According to Sainudiin, this provides UC with potential to become a leader in big data analytics in this region of the globe.
“In today's digital world, data about every conceivable aspect of life is being collected and amassed at an unprecedented scale. To give you some idea of how much data we are talking about, IBM estimated that a whopping 2.5 exabytes (2,500,000,000,000,000,000 bytes) of data was generated every single day, and that was back in 2012.
“This massive data could potentially hold answers for many critical questions and problems facing our world today. But to be able to get at these important answers, the first step is to be able to explore and analyse this gargantuan volume of data in a meaningful way,” he says.
“Cloud computing allows you to instantly scale up access to over 10,000 off-site computers, as required by the scale of the real-world big data problem at hand, and complete the data analyses in the least amount of time needed - usually a matter of hours.
“What if all past and present recorded and real-time data of earthquakes on the planet could be analysed simultaneously? Or consider the live analysis of every tweet on Earth. There are on average 60 tweets per second.
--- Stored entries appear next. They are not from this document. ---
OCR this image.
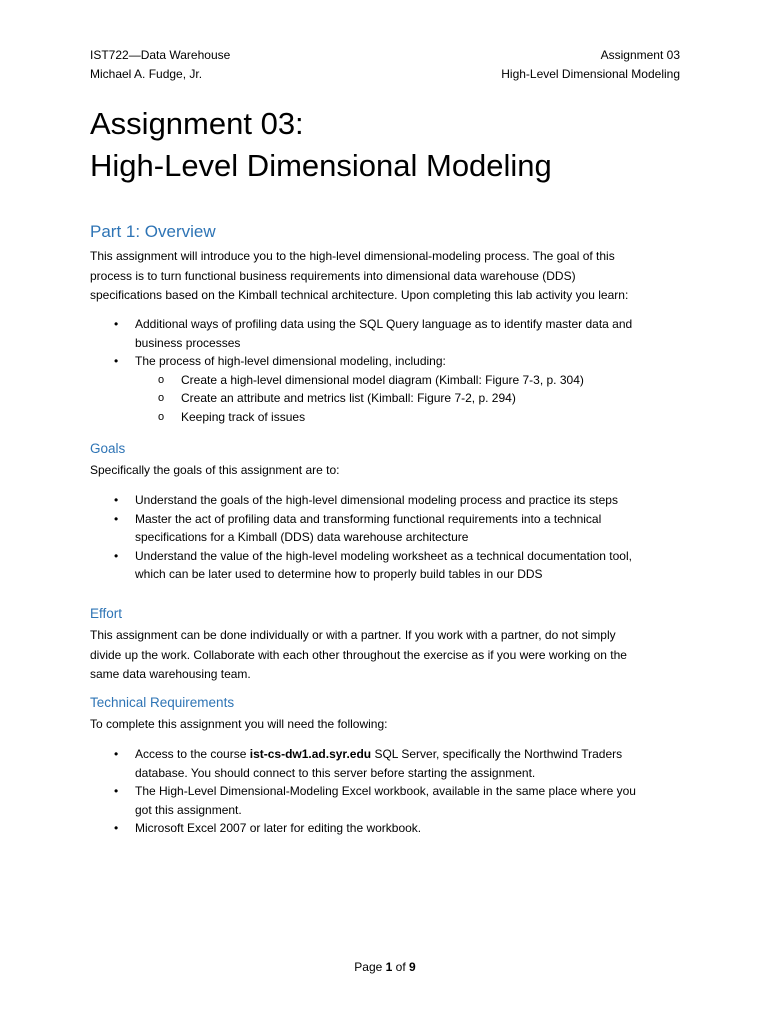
IST722—Data Warehouse
Michael A. Fudge, Jr.
Assignment 03
High-Level Dimensional Modeling
Assignment 03:
High-Level Dimensional Modeling
Part 1: Overview
This assignment will introduce you to the high-level dimensional-modeling process. The goal of this
process is to turn functional business requirements into dimensional data warehouse (DDS)
specifications based on the Kimball technical architecture. Upon completing this lab activity you learn:
• Additional ways of profiling data using the SQL Query language as to identify master data and
business processes
• The process of high-level dimensional modeling, including:
o Create a high-level dimensional model diagram (Kimball: Figure 7-3, p. 304)
o Create an attribute and metrics list (Kimball: Figure 7-2, p. 294)
o Keeping track of issues
Goals
Specifically the goals of this assignment are to:
• Understand the goals of the high-level dimensional modeling process and practice its steps
• Master the act of profiling data and transforming functional requirements into a technical
specifications for a Kimball (DDS) data warehouse architecture
• Understand the value of the high-level modeling worksheet as a technical documentation tool,
which can be later used to determine how to properly build tables in our DDS
Effort
This assignment can be done individually or with a partner. If you work with a partner, do not simply
divide up the work. Collaborate with each other throughout the exercise as if you were working on the
same data warehousing team.
Technical Requirements
To complete this assignment you will need the following:
• Access to the course ist-cs-dw1.ad.syr.edu SQL Server, specifically the Northwind Traders
database. You should connect to this server before starting the assignment.
• The High-Level Dimensional-Modeling Excel workbook, available in the same place where you
got this assignment.
• Microsoft Excel 2007 or later for editing the workbook.
Page 1 of 9
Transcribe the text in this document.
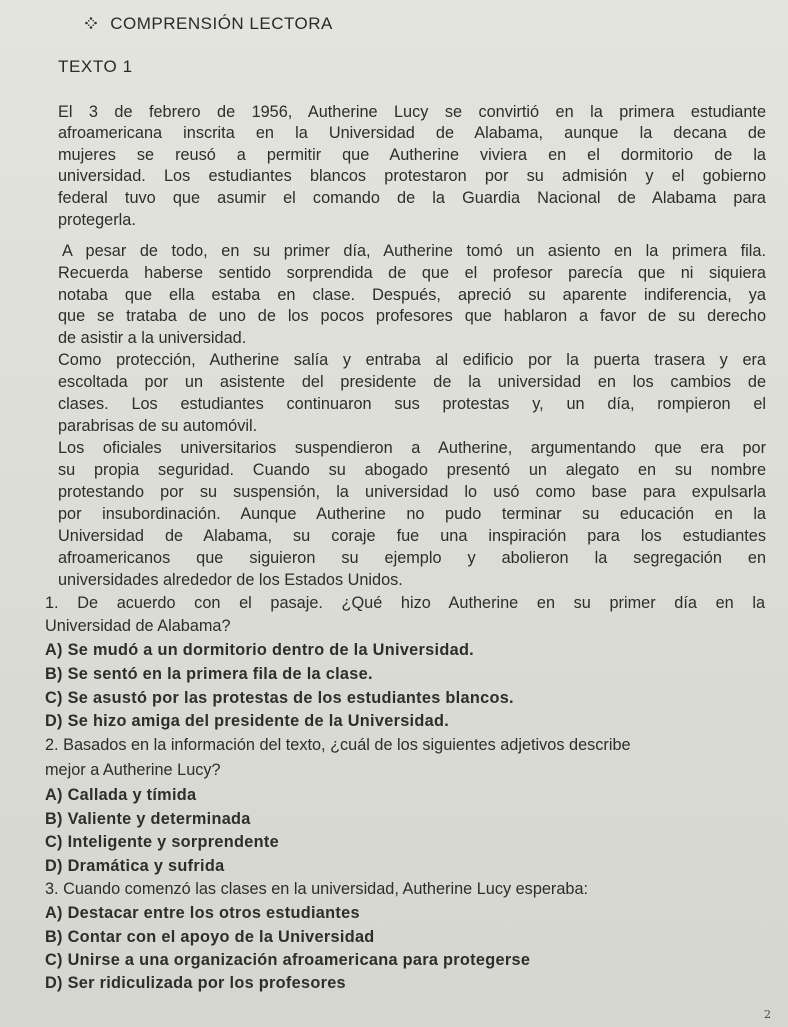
COMPRENSIÓN LECTORA
TEXTO 1
El 3 de febrero de 1956, Autherine Lucy se convirtió en la primera estudiante
afroamericana inscrita en la Universidad de Alabama, aunque la decana de
mujeres se reusó a permitir que Autherine viviera en el dormitorio de la
universidad. Los estudiantes blancos protestaron por su admisión y el gobierno
federal tuvo que asumir el comando de la Guardia Nacional de Alabama para
protegerla.
A pesar de todo, en su primer día, Autherine tomó un asiento en la primera fila.
Recuerda haberse sentido sorprendida de que el profesor parecía que ni siquiera
notaba que ella estaba en clase. Después, apreció su aparente indiferencia, ya
que se trataba de uno de los pocos profesores que hablaron a favor de su derecho
de asistir a la universidad.
Como protección, Autherine salía y entraba al edificio por la puerta trasera y era
escoltada por un asistente del presidente de la universidad en los cambios de
clases. Los estudiantes continuaron sus protestas y, un día, rompieron el
parabrisas de su automóvil.
Los oficiales universitarios suspendieron a Autherine, argumentando que era por
su propia seguridad. Cuando su abogado presentó un alegato en su nombre
protestando por su suspensión, la universidad lo usó como base para expulsarla
por insubordinación. Aunque Autherine no pudo terminar su educación en la
Universidad de Alabama, su coraje fue una inspiración para los estudiantes
afroamericanos que siguieron su ejemplo y abolieron la segregación en
universidades alrededor de los Estados Unidos.
1. De acuerdo con el pasaje. ¿Qué hizo Autherine en su primer día en la
Universidad de Alabama?
A) Se mudó a un dormitorio dentro de la Universidad.
B) Se sentó en la primera fila de la clase.
C) Se asustó por las protestas de los estudiantes blancos.
D) Se hizo amiga del presidente de la Universidad.
2. Basados en la información del texto, ¿cuál de los siguientes adjetivos describe
mejor a Autherine Lucy?
A) Callada y tímida
B) Valiente y determinada
C) Inteligente y sorprendente
D) Dramática y sufrida
3. Cuando comenzó las clases en la universidad, Autherine Lucy esperaba:
A) Destacar entre los otros estudiantes
B) Contar con el apoyo de la Universidad
C) Unirse a una organización afroamericana para protegerse
D) Ser ridiculizada por los profesores
2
The scale of such volumes of data is such that they can't be stored, let alone analysed, by one computer or even a 100 computers in any sort of reasonable timeframe,” says Sainudiin.
UC has already established a research cluster with thousands of computer nodes running Apache Spark, a cluster computing engine for large-scale data processing. This locally set-up resource taps into the infrastructure provided by these grants and is being used by UC students in a new course STAT478: Special Topics in Scalable Data Science, including several students who are full-time employees in the local tech industry.
Furthermore, students are trained to run their own big-data projects as part of their course requirements. This cutting-edge training using cloud infrastructure to solve big-data problems will generate globally competitive graduates for the data industry, with key skills in top paying technologies listed in the 2016 Developer Survey, Dr Sainudiin says.
With a curriculum created in consultation with the tech industry, the innovative course has been praised by Wynyard Group's chief technical officer Roger Jarquin.
“We hope that such industry-academia collaborations will continue to be a dynamic training ground for future employees in our growing data industry,” says Jarquin, also an Adjunct Fellow of UC's School of Mathematics and Statistics.
Professor James Smithies, director of King's Digital Lab Department of Digital Humanities at King's College London, and former senior lecturer in History at UC, says the course in Scalable Data Science is an ‘excellent' resource for the digital humanities, and sits well beside activities occurring at King's Digital Lab (KDL).
He says, “The combination of AWS and Databricks is broadly in line with what we think digital humanities students and researchers will need, and benefits from excellent levels of usability and scalability.
"This kind of approach is of crucial importance to the future of digital humanities, as researchers move into big data analysis and we seek to provide our students with the tools and experiences they need to succeed in their careers both inside and outside university."